Median CEO pay hit $16.3 million—nearly 200 times the typical worker

Median CEO pay hit $16.3 million in 2023, or nearly 200 times the typical worker’s wages for the year, according to data analyzed for The Associated Press by Equilar.

Typical compensation packages for chief executives who run companies in the S&P 500 rose nearly 13% last year, the AP reports. And roughly two dozen chief executives in the survey saw a pay bump of 50% or more.

Workers, on the other hand, saw wages rise by 5.2% in the last year, just above the rate of inflation, with some of the biggest gains going toward the lowest-paid workers. The median S&P 500 employee earned $81,467 in 2023.
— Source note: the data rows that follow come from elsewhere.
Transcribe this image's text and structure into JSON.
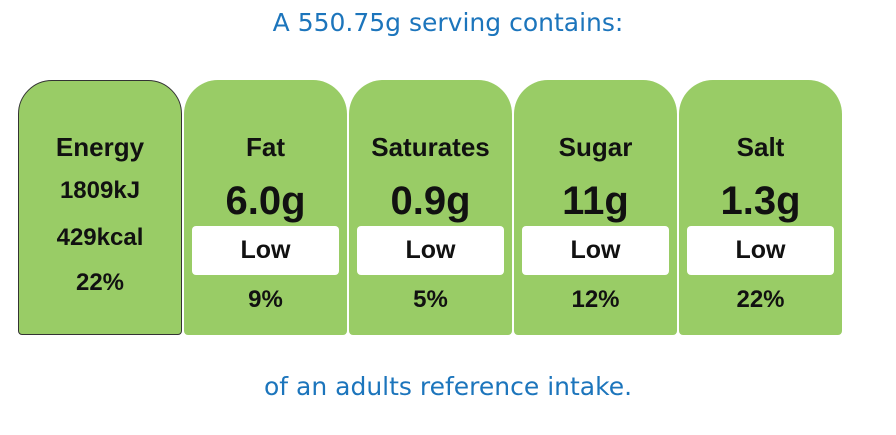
{
  "header": {
    "title": "A 550.75g serving contains:"
  },
  "energy": {
    "label": "Energy",
    "kj": "1809kJ",
    "kcal": "429kcal",
    "percent": "22%"
  },
  "nutrients": [
    {
      "name": "Fat",
      "amount": "6.0g",
      "level": "Low",
      "percent": "9%"
    },
    {
      "name": "Saturates",
      "amount": "0.9g",
      "level": "Low",
      "percent": "5%"
    },
    {
      "name": "Sugar",
      "amount": "11g",
      "level": "Low",
      "percent": "12%"
    },
    {
      "name": "Salt",
      "amount": "1.3g",
      "level": "Low",
      "percent": "22%"
    }
  ],
  "footer": {
    "text": "of an adults reference intake."
  }
}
A widening CEO-to-worker pay gap

The CEO-to-worker pay gap grew in the last year as company boards scrambled to keep executives from quitting and businesses fared well in the stock market. In 2022, CEOs made roughly 185 times their typical worker; with the jump in 2023 numbers, CEOs now make roughly 196 times their employees.

The disparity is largely driven by the fact that many top executives are paid based on how well their company performs, and stock awards make up roughly 70% of their total compensation packages.

CEO pay is generally decided on by shareholders, who in the last four years have overwhelmingly voted in support of executive compensation plans, according to Equilar data.

Top bosses haven’t always made so much more than their workforce.

CEO pay has increased by 1,209% since 1978, compared with an 15% bump for the typical worker over this time period, according to the left-leaning Economic Policy Institute.

Typical worker wages have not increased as fast as CEO pay for a number of reasons, says Lawrence Mishel, a distinguished fellow at the EPI: high unemployment, globalization, the erosion of unions, low labor standards, the increase in noncompete clauses and domestic outsourcing, like shifting to a workforce of freelancers. Notably, the Federal Trade Commission recently voted to ban noncompete clauses, which impacts some 30 million American workers, though the move is facing legal action from business groups.

Whether CEOs are overpaid is “really up to shareholders to decide,” says Amit Batish, the senior director of content and communications at Equilar.

“One may argue that paying a CEO adequately is critical to the success of an organization, ensuring long-term stability and growth, particularly during economic downturns,” Batish tells CNBC Make It. If certain performance goals, especially financial growth, aren’t met, shareholders might express their dissatisfaction by cutting compensation.

As it stands now, Batish expects CEO pay to continue to outpace growth in median worker pay but notes that CEO stock compensation isn’t a guarantee — CEOs may not be able to cash in on their stock awards for years, if at all, unless they meet certain targets in their stock value or operating profits. Meanwhile, median employee pay is in cash salaries and bonuses, “making the comparison difficult at times.”

That being said, “the value of stock awards can also appreciate over time, bringing even more value to executives, while the value of cash for employees contends with inflation,” Batish says.

This widening gap could be a reason why Americans are dissatisfied with the economy, says Sarah Anderson, who directs the Global Economy Project at the progressive Institute for Policy Studies.